Die Antwort kam prompt und war weder überraschend, noch zufriedenstellend. Darin soll es von Linken und Grünen Politikern unisono heißen:

“Hausbesetzer sind wichtig für das Gesicht von Friedrichshain-Kreuzberg und Teil unserer Identität, unabhängig davon, ob wir uns mit den dort geführten Diskursen identifizieren können oder nicht.”

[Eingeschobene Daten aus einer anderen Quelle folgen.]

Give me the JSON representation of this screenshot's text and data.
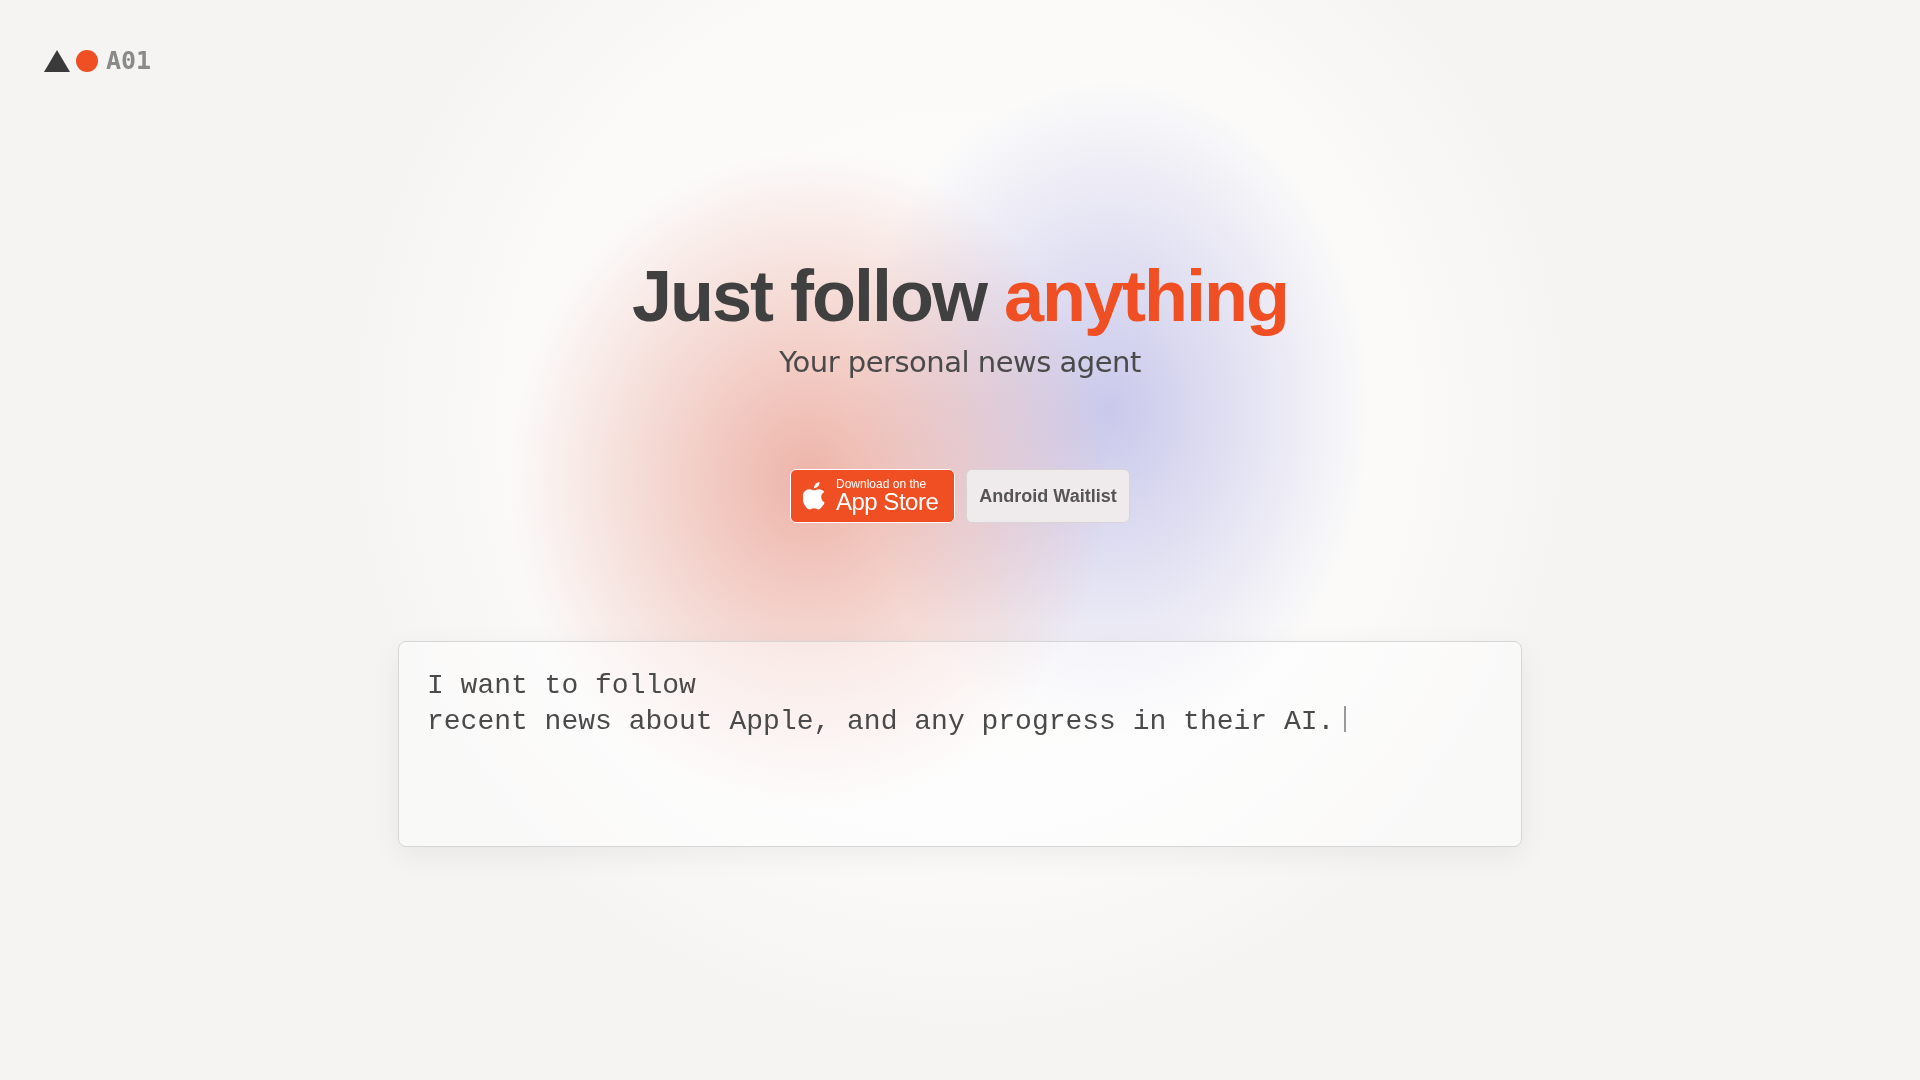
{
  "logo": {
    "text": "A01"
  },
  "hero": {
    "title": "Just follow",
    "title_highlight": "anything",
    "subtitle": "Your personal news agent"
  },
  "buttons": [
    {
      "kind": "appstore",
      "small": "Download on the",
      "label": "App Store"
    },
    {
      "kind": "plain",
      "label": "Android Waitlist"
    }
  ],
  "prompt": {
    "lines": [
      "I want to follow",
      "recent news about Apple, and any progress in their AI."
    ],
    "cursor": true
  }
}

Damit wird begangenes Unrecht durch die Hausbesetzung und daraus resultierender Straftaten gegenüber den weiteren Anwohnern und Polizisten nicht nur relativiert, Linksradikale erhalten bei Grünen und Linken Politikern in Berlin auch noch eine politische Legitimierung.

 

Die politische Situation in Berlin wird, wie sich zeigt, immer absurder, nicht nur für Anwohner, gerade auch für Polizisten. Ein weiterer Schlag ins Gesicht der Uniformierten der Bundeshauptstadt nach dem Schießstandskandal, dem LADG und dem Polizeibeauftragten (der mehr Befugnisse als irgend sonst bekommen soll), über den aktuell noch diskutiert wird.

 

Wir hoffen und wünschen dem so schwer verletzten Kollegen, dass er möglichst ohne bleibende Schäden genesen wird!